Dass Museen, denen die Nazis die
"entartete Kunst" von den Wänden räumten und von Kunsthändlern wie
dem Vater des jetzigen Eigentümers verkaufen ließen, etwas
zurückbekommen, ist eher unwahrscheinlich. Und ob Erben früherer
privater Eigner zum Zug kommen, ist auch offen.
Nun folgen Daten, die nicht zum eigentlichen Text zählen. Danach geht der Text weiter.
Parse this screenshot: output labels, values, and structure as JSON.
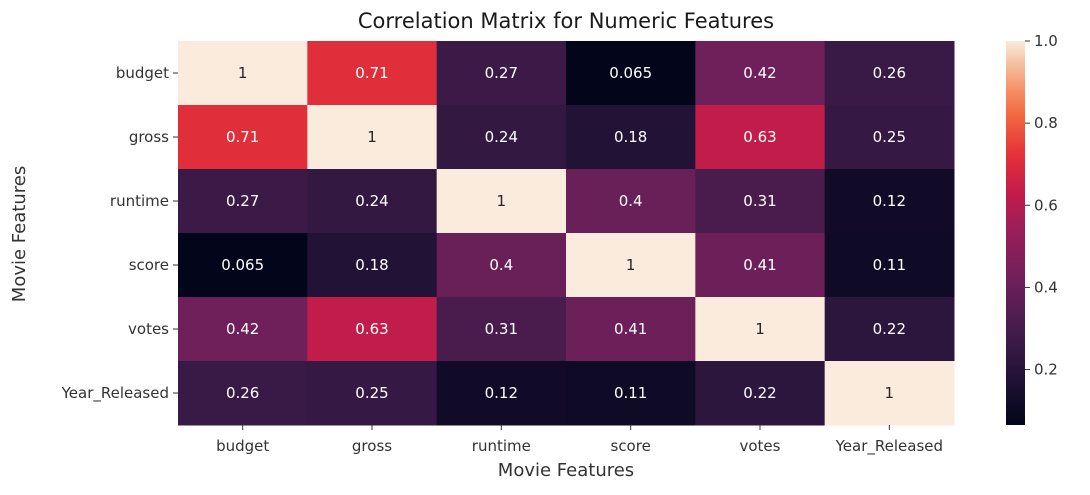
{
  "chart_data": {
    "type": "heatmap",
    "title": "Correlation Matrix for Numeric Features",
    "xlabel": "Movie Features",
    "ylabel": "Movie Features",
    "row_labels": [
      "budget",
      "gross",
      "runtime",
      "score",
      "votes",
      "Year_Released"
    ],
    "col_labels": [
      "budget",
      "gross",
      "runtime",
      "score",
      "votes",
      "Year_Released"
    ],
    "values": [
      [
        1,
        0.71,
        0.27,
        0.065,
        0.42,
        0.26
      ],
      [
        0.71,
        1,
        0.24,
        0.18,
        0.63,
        0.25
      ],
      [
        0.27,
        0.24,
        1,
        0.4,
        0.31,
        0.12
      ],
      [
        0.065,
        0.18,
        0.4,
        1,
        0.41,
        0.11
      ],
      [
        0.42,
        0.63,
        0.31,
        0.41,
        1,
        0.22
      ],
      [
        0.26,
        0.25,
        0.12,
        0.11,
        0.22,
        1
      ]
    ],
    "cell_text": [
      [
        "1",
        "0.71",
        "0.27",
        "0.065",
        "0.42",
        "0.26"
      ],
      [
        "0.71",
        "1",
        "0.24",
        "0.18",
        "0.63",
        "0.25"
      ],
      [
        "0.27",
        "0.24",
        "1",
        "0.4",
        "0.31",
        "0.12"
      ],
      [
        "0.065",
        "0.18",
        "0.4",
        "1",
        "0.41",
        "0.11"
      ],
      [
        "0.42",
        "0.63",
        "0.31",
        "0.41",
        "1",
        "0.22"
      ],
      [
        "0.26",
        "0.25",
        "0.12",
        "0.11",
        "0.22",
        "1"
      ]
    ],
    "colormap": "rocket",
    "vmin": 0.065,
    "vmax": 1.0,
    "colorbar_ticks": [
      0.2,
      0.4,
      0.6,
      0.8,
      1.0
    ],
    "colorbar_tick_labels": [
      "0.2",
      "0.4",
      "0.6",
      "0.8",
      "1.0"
    ],
    "grid": false,
    "colorbar_position": "right"
  }
}
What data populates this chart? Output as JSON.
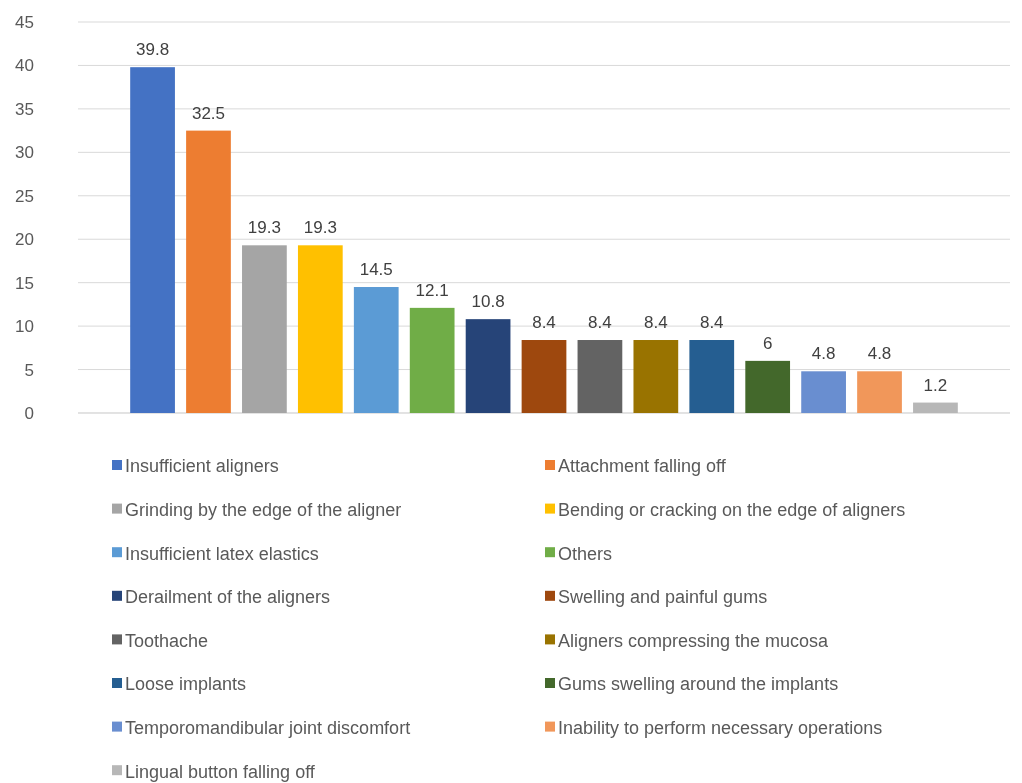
{
  "chart_data": {
    "type": "bar",
    "categories": [
      null
    ],
    "series": [
      {
        "name": "Insufficient aligners",
        "color": "#4472c4",
        "values": [
          39.8
        ]
      },
      {
        "name": "Attachment falling off",
        "color": "#ed7d31",
        "values": [
          32.5
        ]
      },
      {
        "name": "Grinding by the edge of the aligner",
        "color": "#a5a5a5",
        "values": [
          19.3
        ]
      },
      {
        "name": "Bending or cracking on the edge of aligners",
        "color": "#ffc000",
        "values": [
          19.3
        ]
      },
      {
        "name": "Insufficient latex elastics",
        "color": "#5b9bd5",
        "values": [
          14.5
        ]
      },
      {
        "name": "Others",
        "color": "#70ad47",
        "values": [
          12.1
        ]
      },
      {
        "name": "Derailment of the aligners",
        "color": "#264478",
        "values": [
          10.8
        ]
      },
      {
        "name": "Swelling and painful gums",
        "color": "#9e480e",
        "values": [
          8.4
        ]
      },
      {
        "name": "Toothache",
        "color": "#636363",
        "values": [
          8.4
        ]
      },
      {
        "name": "Aligners compressing the mucosa",
        "color": "#997300",
        "values": [
          8.4
        ]
      },
      {
        "name": "Loose implants",
        "color": "#255e91",
        "values": [
          8.4
        ]
      },
      {
        "name": "Gums swelling around the implants",
        "color": "#43682b",
        "values": [
          6
        ]
      },
      {
        "name": "Temporomandibular joint discomfort",
        "color": "#698ed0",
        "values": [
          4.8
        ]
      },
      {
        "name": "Inability to perform necessary operations",
        "color": "#f1975a",
        "values": [
          4.8
        ]
      },
      {
        "name": "Lingual button falling off",
        "color": "#b7b7b7",
        "values": [
          1.2
        ]
      }
    ],
    "ylim": [
      0,
      45
    ],
    "yticks": [
      0,
      5,
      10,
      15,
      20,
      25,
      30,
      35,
      40,
      45
    ],
    "grid": "y",
    "data_labels": true,
    "legend": "bottom",
    "tick_labels": "y"
  }
}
Die Vereinbarungen
über Raubkunst, die 1998 in Washington getroffen wurden, betreffen
nur öffentliche Sammlungen, die ihre Verantwortung zu lange
ignorierten. Sehr viel wurde zu spät aufgearbeitet, nun ist manches
verjährt. In Ruhe lassen wird uns die Geschichte noch lange nicht.
Aber Ausgleichszahlungen für Enteignungen über 200 Jahre hinweg, wie
sie die deutschen Kirchen kassieren, müssen kein Vorbild sein.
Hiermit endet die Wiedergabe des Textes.